Who said that wireless devices can’t be easily hacked?
Well, maybe it’s still not that easy to drop spyware on a stranger’s cell phone, but apparently it’s not quite as difficult to sneak a peek at whatever it is that your child, spouse or employee — or anyone else who is dense enough to pass you their phone for a few minutes — has been up to on their handheld.
A Taiwanese company named Vervata released a new version of a program named FlexiSPY on June 12 that promises the ability for people to track a wide range of usage details on Blackberry, Windows Mobile, and the Nokia Series 60 phones, among many other models.
Unlike computer-borne spyware or most real-world computing hacks, the system can only be downloaded by someone who has physical access to a device — but the implications are pretty scary and give you an idea of what types of spying mobile malware may be capable of someday soon.
Among the many capabilities of the program — advertised as a legitimate product for use by concerned parents, jilted lovers or suspicious bosses — FlexiSPY promises the chance for users to silently view all of the SMS text messages and e-mails that have been sent from and received by a phone carrying the application, as well as view their call logs and pinpoint device usage locations.
So much for any hope of privacy kids.
After someone has installed the program on a device it can only be accessed using a password and the software uploads any information it gathers to a secure server via GPRS. This allows for remote viewing and analysis of such contents, essentially giving that person everything but the ability to eavesdrop on the device owner’s phone conversations.
The data can be viewed using either a PC or another handheld device once it is collected, according to the manufacturer.

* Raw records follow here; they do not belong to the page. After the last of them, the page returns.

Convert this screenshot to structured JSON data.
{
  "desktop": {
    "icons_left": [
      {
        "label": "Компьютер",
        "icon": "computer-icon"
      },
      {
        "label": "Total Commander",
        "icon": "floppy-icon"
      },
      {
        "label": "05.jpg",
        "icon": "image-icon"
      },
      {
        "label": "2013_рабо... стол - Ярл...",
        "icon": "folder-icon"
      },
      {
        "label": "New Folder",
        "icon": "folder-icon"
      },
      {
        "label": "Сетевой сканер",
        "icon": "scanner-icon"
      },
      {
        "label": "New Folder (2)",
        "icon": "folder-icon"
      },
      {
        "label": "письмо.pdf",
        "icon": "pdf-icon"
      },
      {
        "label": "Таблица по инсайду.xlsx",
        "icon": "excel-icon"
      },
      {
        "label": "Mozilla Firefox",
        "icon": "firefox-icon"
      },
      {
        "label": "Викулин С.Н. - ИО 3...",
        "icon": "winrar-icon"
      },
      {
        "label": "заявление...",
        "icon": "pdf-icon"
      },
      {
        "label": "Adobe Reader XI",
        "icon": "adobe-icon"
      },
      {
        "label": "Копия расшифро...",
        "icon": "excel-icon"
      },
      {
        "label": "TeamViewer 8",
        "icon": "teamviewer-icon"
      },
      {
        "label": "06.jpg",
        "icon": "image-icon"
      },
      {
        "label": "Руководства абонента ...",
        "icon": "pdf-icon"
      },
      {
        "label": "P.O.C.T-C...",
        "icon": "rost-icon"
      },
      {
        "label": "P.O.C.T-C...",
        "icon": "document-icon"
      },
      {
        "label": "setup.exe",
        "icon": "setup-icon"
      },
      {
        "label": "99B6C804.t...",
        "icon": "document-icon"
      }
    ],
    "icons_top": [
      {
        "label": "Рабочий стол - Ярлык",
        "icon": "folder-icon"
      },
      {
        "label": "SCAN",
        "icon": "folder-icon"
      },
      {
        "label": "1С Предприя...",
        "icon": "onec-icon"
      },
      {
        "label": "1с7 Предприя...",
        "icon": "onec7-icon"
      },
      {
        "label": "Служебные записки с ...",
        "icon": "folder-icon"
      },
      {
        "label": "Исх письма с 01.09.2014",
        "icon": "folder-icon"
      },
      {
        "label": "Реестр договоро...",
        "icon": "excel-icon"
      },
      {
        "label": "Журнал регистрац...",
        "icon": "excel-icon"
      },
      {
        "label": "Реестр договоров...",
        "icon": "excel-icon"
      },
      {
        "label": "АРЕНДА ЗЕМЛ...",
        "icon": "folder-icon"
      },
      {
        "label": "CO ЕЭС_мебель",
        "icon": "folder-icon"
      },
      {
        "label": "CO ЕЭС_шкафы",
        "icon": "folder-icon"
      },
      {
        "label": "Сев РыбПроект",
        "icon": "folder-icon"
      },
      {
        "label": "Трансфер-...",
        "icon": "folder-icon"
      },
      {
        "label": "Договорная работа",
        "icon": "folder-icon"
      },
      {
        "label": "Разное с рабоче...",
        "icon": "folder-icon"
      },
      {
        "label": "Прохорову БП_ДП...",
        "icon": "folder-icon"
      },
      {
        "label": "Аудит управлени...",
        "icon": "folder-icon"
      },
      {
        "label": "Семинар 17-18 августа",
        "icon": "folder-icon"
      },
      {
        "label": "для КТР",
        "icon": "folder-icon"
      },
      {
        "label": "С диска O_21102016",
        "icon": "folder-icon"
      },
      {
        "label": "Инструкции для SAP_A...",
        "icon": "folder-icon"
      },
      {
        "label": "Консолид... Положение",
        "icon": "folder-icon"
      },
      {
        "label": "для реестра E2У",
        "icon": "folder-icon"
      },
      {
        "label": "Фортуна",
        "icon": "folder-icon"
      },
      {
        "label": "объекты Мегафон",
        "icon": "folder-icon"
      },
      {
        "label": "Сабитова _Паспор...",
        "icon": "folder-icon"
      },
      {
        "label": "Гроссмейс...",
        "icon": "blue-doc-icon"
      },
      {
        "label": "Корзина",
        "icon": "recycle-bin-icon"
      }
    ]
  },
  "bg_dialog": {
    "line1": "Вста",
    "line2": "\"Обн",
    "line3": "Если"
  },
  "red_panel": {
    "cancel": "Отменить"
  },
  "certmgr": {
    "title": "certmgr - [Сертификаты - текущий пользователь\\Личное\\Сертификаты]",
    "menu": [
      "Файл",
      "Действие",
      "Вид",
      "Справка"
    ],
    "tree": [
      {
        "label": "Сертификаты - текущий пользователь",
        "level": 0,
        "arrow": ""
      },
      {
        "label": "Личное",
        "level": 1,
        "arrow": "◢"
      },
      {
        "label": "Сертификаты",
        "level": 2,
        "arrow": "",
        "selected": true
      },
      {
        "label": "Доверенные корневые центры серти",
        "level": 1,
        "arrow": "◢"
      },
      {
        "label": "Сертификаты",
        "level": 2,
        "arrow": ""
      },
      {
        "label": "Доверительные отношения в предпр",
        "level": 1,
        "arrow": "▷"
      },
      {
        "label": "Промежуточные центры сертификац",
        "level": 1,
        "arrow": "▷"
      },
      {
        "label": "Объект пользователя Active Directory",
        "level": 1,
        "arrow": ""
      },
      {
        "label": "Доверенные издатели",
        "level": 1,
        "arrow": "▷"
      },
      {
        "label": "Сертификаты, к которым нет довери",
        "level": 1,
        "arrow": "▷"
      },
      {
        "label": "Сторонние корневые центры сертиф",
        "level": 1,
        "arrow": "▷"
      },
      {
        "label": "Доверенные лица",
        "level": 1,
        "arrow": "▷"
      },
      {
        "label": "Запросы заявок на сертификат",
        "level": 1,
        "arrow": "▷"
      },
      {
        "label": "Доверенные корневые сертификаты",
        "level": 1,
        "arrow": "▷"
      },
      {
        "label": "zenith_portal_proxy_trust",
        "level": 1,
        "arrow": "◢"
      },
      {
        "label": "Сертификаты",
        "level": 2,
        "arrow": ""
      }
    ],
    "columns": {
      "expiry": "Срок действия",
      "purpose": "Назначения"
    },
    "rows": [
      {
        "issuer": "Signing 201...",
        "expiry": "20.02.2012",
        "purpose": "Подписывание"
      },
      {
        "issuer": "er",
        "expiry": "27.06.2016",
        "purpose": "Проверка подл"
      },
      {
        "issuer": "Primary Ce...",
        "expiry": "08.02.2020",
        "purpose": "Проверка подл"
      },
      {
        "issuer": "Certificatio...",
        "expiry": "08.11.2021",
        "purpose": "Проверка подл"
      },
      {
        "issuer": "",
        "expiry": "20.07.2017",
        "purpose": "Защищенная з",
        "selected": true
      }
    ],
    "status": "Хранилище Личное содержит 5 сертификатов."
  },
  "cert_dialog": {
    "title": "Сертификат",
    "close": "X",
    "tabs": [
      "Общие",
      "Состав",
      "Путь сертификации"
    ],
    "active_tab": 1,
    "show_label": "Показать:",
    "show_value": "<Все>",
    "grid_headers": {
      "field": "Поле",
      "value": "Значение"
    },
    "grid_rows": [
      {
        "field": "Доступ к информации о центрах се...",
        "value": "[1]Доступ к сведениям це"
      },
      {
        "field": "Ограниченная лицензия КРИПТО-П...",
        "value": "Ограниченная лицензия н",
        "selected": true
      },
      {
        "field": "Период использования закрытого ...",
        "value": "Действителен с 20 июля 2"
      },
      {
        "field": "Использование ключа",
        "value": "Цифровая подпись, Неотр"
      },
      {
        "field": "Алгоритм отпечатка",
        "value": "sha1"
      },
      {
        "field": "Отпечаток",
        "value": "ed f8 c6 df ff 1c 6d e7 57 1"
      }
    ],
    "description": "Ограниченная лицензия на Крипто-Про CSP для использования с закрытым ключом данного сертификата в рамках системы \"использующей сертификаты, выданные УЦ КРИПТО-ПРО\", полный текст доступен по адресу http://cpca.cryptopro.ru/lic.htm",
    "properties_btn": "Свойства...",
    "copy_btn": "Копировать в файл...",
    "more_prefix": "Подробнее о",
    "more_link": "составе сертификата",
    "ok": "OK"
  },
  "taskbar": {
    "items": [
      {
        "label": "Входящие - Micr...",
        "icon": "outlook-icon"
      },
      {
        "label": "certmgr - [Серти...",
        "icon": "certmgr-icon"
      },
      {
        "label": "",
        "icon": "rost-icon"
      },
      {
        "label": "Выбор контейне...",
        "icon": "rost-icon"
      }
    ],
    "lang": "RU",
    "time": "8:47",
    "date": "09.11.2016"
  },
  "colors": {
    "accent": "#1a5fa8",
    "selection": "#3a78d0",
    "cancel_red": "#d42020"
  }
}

A Pro version of the product also claims the ability for users to secretly turn on an infected device’s microphone from any other phone and listen to their surroundings for clues where they might be, or perhaps who they might be with.
Vervata claims that FlexiSPY has already been employed by large numbers of people worldwide to uncover extramarital affairs, disloyal employee activities, and to allow parents to track their children’s device use.
The company said that the product is also being used by law enforcement officials — presumably to spy on potential suspects — and said that it is similarly helpful as a cost control mechanism, and for supporting compliance and mobile data backup efforts.
“We’ve received numerous testimonials from customers who have caught their spouses cheating on them, their children behaving inappropriately, and from company executives who have used FlexiSPY to nab disloyal employees,” Atir Raihan, managing director of Vervata, said in a statement.
The company stresses repeatedly that FlexiSPY is neither a Trojan nor a virus and doesn’t attempt to hide itself as some other type of program once it is downloaded onto a device.
Rather, the firm is pitching it as more of a parental controls enforcement tool for wireless devices.
“While spying on people may seem unethical, cheating spouses, rogue employees sharing private company data, or unsuspecting children receiving SMS messages from pedophiles are all activities nobody wants to see happen,” Raihan said. “FlexiSPY is just like the various software applications that have been around for years that you can install on your PC to monitor inappropriate activities; we’ve brought that technology to the mobile platform.”
So, the lesson is — watch what you say or write on those cell phones people, you never know who may be watching or listening.